Qu’en est-il aujourd’hui de la loi Sapin et Internet ?
Comme le stipule la Loi Sapin, tout organisme gérant des espaces publicitaires se doit d’être transparent vis à vis de l’annonceur en matière de tarifs et honoraires. Une Agence Adwords ne peut vous facturer une somme sans vous dire à quoi celle-ci correspond. Vous devez connaître le montant alloué en espace publicitaire ainsi que celui pour la gestion de votre compte. Tout d’abord parce qu’il s’agit de votre budget et parce qu’il est bon de le comparer aux résultats pour le comprendre. De plus, celui ci peut être ajuster en fonction de vos attentes et de la saisonnalité. Une Agence qui « s’occupe de tout », mais qui ne vous communique pas le budget dépensé sur votre campagne Google AdWords ne respecte pas la loi Sapin.
Le gouvernement n’aura peut-être pas à légiférer pour adapter au numérique la loi Sapin de 1993 sur l’achat d’espaces publicitaires. Aujourd’hui, c’est à nouveau un souci de transparence qui est à l’origine de la polémique. La loi Sapin ayant été conçue à une époque où Internet était encore confidentiel, de multiples entrants se sont faufilés dans les failles du dispositif. A commencer par les « trading desks ». Des plates-formes d’un genre nouveau se connectant aux « ad exchanges », les places de marchés en ligne. Là, s’achètent et se vendent de manière simultanée, aux enchères, de façon automatisée et en temps réel (RTB ou « real time bidding » en anglais), des espaces publicitaires via Internet.
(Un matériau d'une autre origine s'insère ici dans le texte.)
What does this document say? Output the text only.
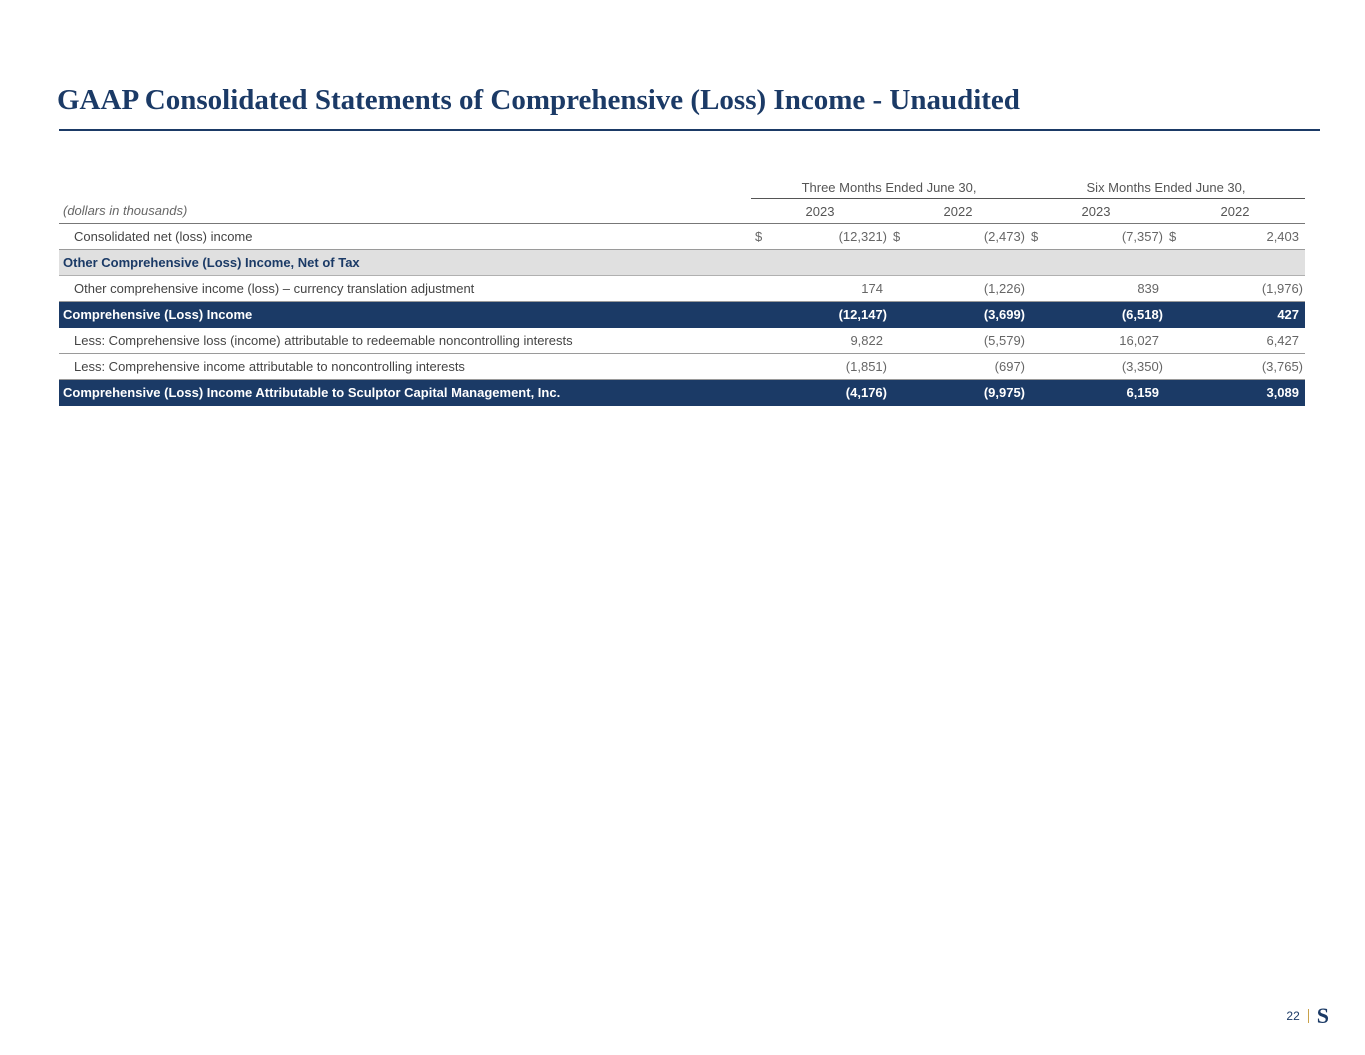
GAAP Consolidated Statements of Comprehensive (Loss) Income - Unaudited
	Three Months Ended June 30,				Six Months Ended June 30,			
(dollars in thousands)	2023		2022		2023		2022	
Consolidated net (loss) income	$	(12,321)	$	(2,473)	$	(7,357)	$	2,403
Other Comprehensive (Loss) Income, Net of Tax								
Other comprehensive income (loss) – currency translation adjustment		174		(1,226)		839		(1,976)
Comprehensive (Loss) Income		(12,147)		(3,699)		(6,518)		427
Less: Comprehensive loss (income) attributable to redeemable noncontrolling interests		9,822		(5,579)		16,027		6,427
Less: Comprehensive income attributable to noncontrolling interests		(1,851)		(697)		(3,350)		(3,765)
Comprehensive (Loss) Income Attributable to Sculptor Capital Management, Inc.		(4,176)		(9,975)		6,159		3,089
22 S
Violant parfois l’esprit de la loi Sapin .
Cette loi « a mis en place les conditions d’une transparence absolue des relations économiques entre les médias, les agences et les annonceurs. Il est indispensable que ses principes continuent de s’appliquer sur le marché de la publicité digitale, afin d’éviter que certaines dérives ne se reproduisent comme au début des années 1990 », selon Loïc Armand, président de l’UDA et président de l’Oréal France.
Fin février 2014, la Fédération mondiale des annonceurs (WFA) a présenté une étude portant sur 20 pays dans le monde, où elle pointe des pratiques opaques assez largement répandues lors d’achats d’espaces publicitaires. Même si elle présente la France comme le pays « où le marché média est le plus transparent, grâce à la loi Sapin qui empêche les agences de toucher des rabais de la part des médias-vendeurs », la fédération souligne cependant que « des préoccupations existent concernant la capacité de cette loi à couvrir les activités digitales émergentes ».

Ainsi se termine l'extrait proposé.